Facebook odnotował najsłabszy kwartał od debiutu giełdowego Facebook odnotował na początku roku najwolniejszy kwartalny wzrost od wpisania na giełdę – podał serwis ABC News, wskazując, że problemy związane z pandemią Covid-19 dokonują się m.in. na całe spowolnienie rynku reklamy cyfrowej.
Koncern Marka Zuckerberga poinformował, że w początkowym kwartale ostatniego roku zarobił 4,9 mld dolarów. To spory wzrost rok do roku (w początkowym kwartale 2019 r. koncern wspominałem o zarobkach 2,4 mld dol.). Przychody Facebooka wzrosły o 18 proc. do gustu 17,7 mld dol.
Firma oznajmiła zarazem, iż w współczesnych trzech tygodniach marca zaobserwował „znaczący spadek” cen i popytu na reklamy.
Przedstawiciele Facebooka odmówili ujawnienia swoich prognoz względem przychodów za drugi kwartał, jednakże podkreślili, że obserwowana obecnie sytuacja „sygnalizuje stabilizację”.
W krajach, gdzie epidemia Covid-19 wywołała największe spustoszenie, Facebook odnotował 50 proc. wzrost użycia aplikacji do wymiany wiadomości prywatnych. Podwoiła się również liczba połączeń głosowych i wideo tworzonych z zastosowaniem usług koncernu, który zaznaczył jednak, że aplikacji komunikacyjnych w wielu przypadkach nie monetyzuje. Jednocześnie w pas najbardziej dotkniętych pandemią osłabła działalność Facebooka w znaczącym segmencie reklamy.
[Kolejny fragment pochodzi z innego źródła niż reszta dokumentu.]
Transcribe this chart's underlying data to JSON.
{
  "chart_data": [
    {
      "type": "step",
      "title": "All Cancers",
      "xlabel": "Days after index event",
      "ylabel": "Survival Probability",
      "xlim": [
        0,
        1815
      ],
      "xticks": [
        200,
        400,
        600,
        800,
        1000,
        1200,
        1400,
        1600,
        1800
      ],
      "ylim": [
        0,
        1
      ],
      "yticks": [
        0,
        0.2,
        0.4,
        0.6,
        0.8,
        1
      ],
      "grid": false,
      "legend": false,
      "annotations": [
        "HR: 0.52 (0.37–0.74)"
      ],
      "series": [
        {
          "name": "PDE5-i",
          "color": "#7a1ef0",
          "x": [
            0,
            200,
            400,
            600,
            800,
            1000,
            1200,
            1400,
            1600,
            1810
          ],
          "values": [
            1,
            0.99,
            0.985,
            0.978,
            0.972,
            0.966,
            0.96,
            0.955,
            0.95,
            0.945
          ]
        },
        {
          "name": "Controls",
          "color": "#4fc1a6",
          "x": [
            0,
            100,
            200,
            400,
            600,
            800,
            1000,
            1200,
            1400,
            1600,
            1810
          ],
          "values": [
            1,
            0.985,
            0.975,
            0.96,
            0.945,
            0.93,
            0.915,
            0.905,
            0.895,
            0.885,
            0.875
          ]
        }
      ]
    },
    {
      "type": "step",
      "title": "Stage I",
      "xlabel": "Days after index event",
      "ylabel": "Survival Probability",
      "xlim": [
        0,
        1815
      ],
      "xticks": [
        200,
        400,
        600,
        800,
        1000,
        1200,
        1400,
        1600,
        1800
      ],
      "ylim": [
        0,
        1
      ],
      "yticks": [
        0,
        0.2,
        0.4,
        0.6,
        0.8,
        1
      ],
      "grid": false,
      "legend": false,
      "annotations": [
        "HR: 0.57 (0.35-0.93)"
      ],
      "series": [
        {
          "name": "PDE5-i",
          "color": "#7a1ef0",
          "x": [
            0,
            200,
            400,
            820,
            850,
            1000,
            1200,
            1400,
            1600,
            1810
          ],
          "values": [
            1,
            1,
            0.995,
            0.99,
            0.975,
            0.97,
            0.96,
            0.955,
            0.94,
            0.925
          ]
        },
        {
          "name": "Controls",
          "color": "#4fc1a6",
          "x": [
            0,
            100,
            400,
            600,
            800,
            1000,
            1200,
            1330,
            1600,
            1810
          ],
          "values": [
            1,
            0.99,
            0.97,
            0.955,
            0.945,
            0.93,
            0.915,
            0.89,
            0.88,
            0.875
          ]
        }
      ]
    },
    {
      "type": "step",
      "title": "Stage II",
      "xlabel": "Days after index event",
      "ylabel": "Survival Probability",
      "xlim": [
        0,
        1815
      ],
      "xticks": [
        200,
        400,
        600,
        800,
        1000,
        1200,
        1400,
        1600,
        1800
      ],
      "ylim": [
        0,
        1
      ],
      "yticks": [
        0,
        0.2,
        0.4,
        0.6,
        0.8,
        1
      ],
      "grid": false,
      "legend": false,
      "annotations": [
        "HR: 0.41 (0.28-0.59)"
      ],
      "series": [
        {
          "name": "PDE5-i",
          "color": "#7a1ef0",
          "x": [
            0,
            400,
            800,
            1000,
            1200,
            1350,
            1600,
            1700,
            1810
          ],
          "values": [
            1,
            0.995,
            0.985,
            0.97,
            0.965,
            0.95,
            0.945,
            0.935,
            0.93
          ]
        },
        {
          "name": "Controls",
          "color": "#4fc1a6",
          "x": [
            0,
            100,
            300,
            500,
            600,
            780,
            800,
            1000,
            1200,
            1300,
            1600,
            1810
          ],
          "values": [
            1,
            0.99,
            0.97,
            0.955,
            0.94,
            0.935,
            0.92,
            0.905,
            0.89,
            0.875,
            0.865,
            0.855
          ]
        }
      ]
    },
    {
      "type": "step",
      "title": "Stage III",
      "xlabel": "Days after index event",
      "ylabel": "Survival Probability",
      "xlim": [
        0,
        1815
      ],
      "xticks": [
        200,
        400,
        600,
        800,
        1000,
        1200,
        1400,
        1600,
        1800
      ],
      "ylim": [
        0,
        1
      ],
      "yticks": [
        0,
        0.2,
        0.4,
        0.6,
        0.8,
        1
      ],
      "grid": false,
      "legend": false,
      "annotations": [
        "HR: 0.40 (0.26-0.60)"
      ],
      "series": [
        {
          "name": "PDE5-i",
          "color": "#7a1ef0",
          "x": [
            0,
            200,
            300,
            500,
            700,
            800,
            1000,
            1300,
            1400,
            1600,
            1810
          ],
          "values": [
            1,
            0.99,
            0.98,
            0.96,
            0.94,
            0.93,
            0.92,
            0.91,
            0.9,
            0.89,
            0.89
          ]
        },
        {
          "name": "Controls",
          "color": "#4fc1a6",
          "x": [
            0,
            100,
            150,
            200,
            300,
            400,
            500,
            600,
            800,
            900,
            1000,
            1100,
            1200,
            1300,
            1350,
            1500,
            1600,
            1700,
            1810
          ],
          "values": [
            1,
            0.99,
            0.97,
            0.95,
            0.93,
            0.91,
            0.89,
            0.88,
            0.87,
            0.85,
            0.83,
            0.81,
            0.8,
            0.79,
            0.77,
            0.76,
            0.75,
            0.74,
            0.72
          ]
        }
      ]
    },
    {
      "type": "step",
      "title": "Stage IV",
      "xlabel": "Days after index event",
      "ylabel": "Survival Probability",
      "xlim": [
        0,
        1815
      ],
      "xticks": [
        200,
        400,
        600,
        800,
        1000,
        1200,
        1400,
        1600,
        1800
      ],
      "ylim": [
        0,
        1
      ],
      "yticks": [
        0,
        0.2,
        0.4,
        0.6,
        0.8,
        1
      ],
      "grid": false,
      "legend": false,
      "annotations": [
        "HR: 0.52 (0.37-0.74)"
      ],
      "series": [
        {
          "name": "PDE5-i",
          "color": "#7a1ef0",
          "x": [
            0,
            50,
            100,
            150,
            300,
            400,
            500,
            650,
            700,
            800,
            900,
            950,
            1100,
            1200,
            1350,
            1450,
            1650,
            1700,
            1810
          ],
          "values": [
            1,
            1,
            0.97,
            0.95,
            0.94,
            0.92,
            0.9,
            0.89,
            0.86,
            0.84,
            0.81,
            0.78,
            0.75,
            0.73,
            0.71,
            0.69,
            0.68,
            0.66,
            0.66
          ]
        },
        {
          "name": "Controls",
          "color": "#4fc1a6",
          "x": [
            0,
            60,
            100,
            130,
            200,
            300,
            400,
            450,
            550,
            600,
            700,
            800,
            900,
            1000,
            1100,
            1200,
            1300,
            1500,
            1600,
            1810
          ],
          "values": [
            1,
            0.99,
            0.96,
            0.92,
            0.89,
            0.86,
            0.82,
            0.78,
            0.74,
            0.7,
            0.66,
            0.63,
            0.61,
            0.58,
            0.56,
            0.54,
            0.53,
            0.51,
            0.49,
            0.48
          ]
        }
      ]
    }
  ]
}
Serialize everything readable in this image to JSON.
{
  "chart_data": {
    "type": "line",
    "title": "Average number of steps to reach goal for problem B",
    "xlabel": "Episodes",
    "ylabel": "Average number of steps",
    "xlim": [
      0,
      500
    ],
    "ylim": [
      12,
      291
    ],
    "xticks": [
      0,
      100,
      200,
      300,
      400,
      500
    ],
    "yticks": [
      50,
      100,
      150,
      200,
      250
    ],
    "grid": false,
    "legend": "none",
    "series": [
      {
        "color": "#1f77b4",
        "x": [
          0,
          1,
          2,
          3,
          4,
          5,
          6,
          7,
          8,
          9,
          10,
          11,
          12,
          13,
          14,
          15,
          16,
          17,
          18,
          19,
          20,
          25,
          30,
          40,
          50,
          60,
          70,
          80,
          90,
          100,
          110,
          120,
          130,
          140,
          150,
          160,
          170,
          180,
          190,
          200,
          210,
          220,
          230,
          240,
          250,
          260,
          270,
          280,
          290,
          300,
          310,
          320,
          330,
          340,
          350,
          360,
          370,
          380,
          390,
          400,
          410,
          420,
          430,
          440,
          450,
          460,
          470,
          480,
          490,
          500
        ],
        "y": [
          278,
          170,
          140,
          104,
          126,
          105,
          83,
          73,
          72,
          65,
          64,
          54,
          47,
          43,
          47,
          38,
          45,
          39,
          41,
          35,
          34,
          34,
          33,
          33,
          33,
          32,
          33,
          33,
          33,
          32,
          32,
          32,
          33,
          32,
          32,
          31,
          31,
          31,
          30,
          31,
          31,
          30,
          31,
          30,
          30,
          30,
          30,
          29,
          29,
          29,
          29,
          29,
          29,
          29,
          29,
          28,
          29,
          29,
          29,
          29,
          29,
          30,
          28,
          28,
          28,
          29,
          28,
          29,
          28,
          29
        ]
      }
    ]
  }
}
W marcu z usług Facebooka korzystało 2,6 mld skutecznych w rozwoju miesiąca użytkowników. Toż o 10 proc. więcej, niż rok temu – podało ABC News. Ilość osób zdecydowanych na Facebooku codziennie wzrosła w marcu o 11 proc. do gustu 1,73 mld użytkowników. Koncern z Menlo Park przekazał, że ogółem 2,99 mld osób wygrało w marcu z przynajmniej samej jego aplikacji: Facebooka, Instagrama, Messengera lub WhatsAppa. Toż o 11 proc. więcej, niż w tym jednym momencie w roku ubiegłym.
Prezes Facebooka Mark Zuckerberg w dyskusji z analitykami stwierdził, że pandemia i połączona spośród nią potrzebę spędzania w zakładu przez wiele osób dokonuje się na krótsze przyjmowanie nowych trendów komunikacyjnych, takich jak wideorozmowy lub małe czaty grupowe. Jak podkreślił, transmisje wideo na żywo, które wcześniej były zużywane do transmisji wydarzeń rozgrywających się w klasie pozawirtualnej, obecnie wykorzystywane są przez nauczycieli, sektor przyjemności i firmy religijne. Obecnie z usług tego gatunku korzysta ponad 800 mln osób dziennie – podał szef Facebooka.
Zuckerberg zaznaczył zarazem, że pandemia wywiera spory pomysł na Facebooka i wyraził swoje zaniepokojenie tym, że spadek nią sprawiony może potrwać dłużej, jeśli zniesienie przedstawionych w dużo miejscach obostrzeń nastąpi za szybko.
Obecnie 95 proc. pracowników Facebooka wykonuje swoje obowiązki zawodowe zdalnie.